Sephardim have a clear reason to distinguish between the two types of Hallel recitations: Full Hallel has berachot before and after it, which Half Hallel lacks (Shulchan Aruch, OC 422:2). The juxtaposition between berachot makes it problematic to talk (see Tosafot, Berachot 14a). However, even Ashkenazim, who make berachot before and after both types of Hallel, accept the above distinction. Rashi (ad loc.) explains that only on the days of Full Hallel is there a real obligation to recite; when there is no obligation, interruptions are less problematic.

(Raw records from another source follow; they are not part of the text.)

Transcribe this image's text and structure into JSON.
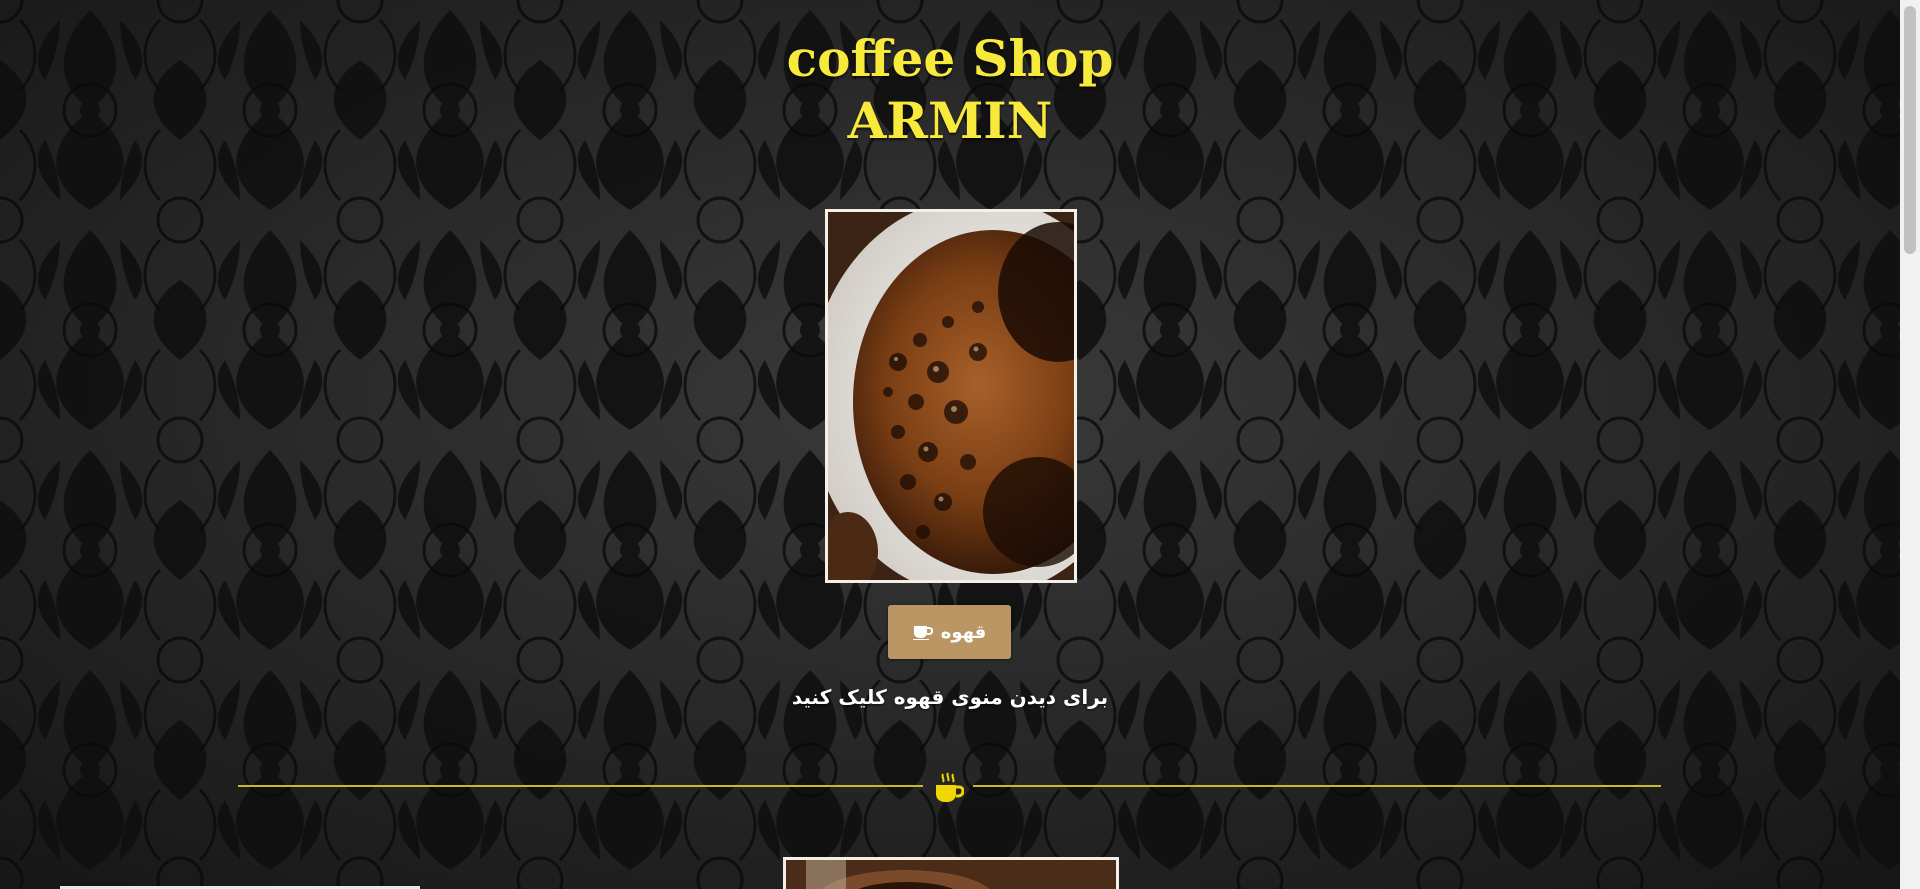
{
  "header": {
    "title_line1": "coffee Shop",
    "title_line2": "ARMIN"
  },
  "hero": {
    "image_name": "coffee-cup-photo"
  },
  "menu_button": {
    "label": "قهوه",
    "icon": "coffee-cup-icon"
  },
  "hint": {
    "text": "برای دیدن منوی قهوه کلیک کنید"
  },
  "divider": {
    "icon": "steaming-coffee-icon"
  },
  "colors": {
    "title": "#f7ea3c",
    "button": "#b99664",
    "divider": "#c9b832",
    "frame": "#f4f0e8",
    "background": "#262626"
  }
}
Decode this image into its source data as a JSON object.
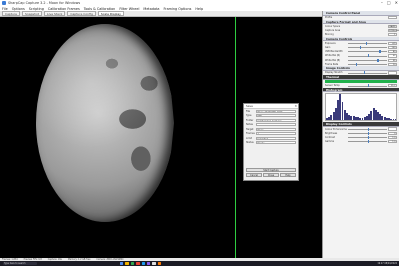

We cannot go through all the permutations that can arise, but we will address some. The basic difference is that the same respected person whom one may greet only between the units of Kri’at Shema (Shulchan Aruch, OC 66:1), one may greet during Half Hallel even in the midst of mizmorim (ibid. 422:4).

Nowadays, most people do not view the need to greet others as seriously as Chazal did. Therefore, the poskim have assumed for quite some time that it is no longer appropriate to greet others during Kri’at Shema (Mishna Berura 66:2). Since one cannot speak at any time during Hallel without a special reason (Shulchan Aruch, OC 422:4), the same is true for Hallel, and we do not greet people even during Half Hallel (Dirshu, 422:25). What remains permitted to talk about is mainly matters of mitzva that need to be recited, and we will give a few examples. Answering Kaddish, Kedusha, and Barchu can be done even in the middle of a unit of Kri’at Shema (Shulchan Aruch, OC 66:3) and therefore certainly during Hallel. Regarding one who is called up to the Torah when he is still in Kri’at Shema, there are several opinions (see Shulchan Aruch, OC 66:4), but the standard one is that he does go up but should try to make it to a unit break before he starts the aliya (Mishna Berura 66:26; see details of how to handle the aliya). If this was during a Half Hallel, it would not be necessary to make it to a unit break. If one has to go to the bathroom, he should not recite Asher Yatzar until after Shemoneh Esrei (Mishna Berura 66:23) and in this case after Hallel because it can wait. The poskim dispute whether one may recite the beracha on thunder because it cannot be done later, and the more accepted opinion is to do so only if it is between units of Kri’at Shema (Mishna Berura 66:19). During Half Hallel, it would be permitted at any point.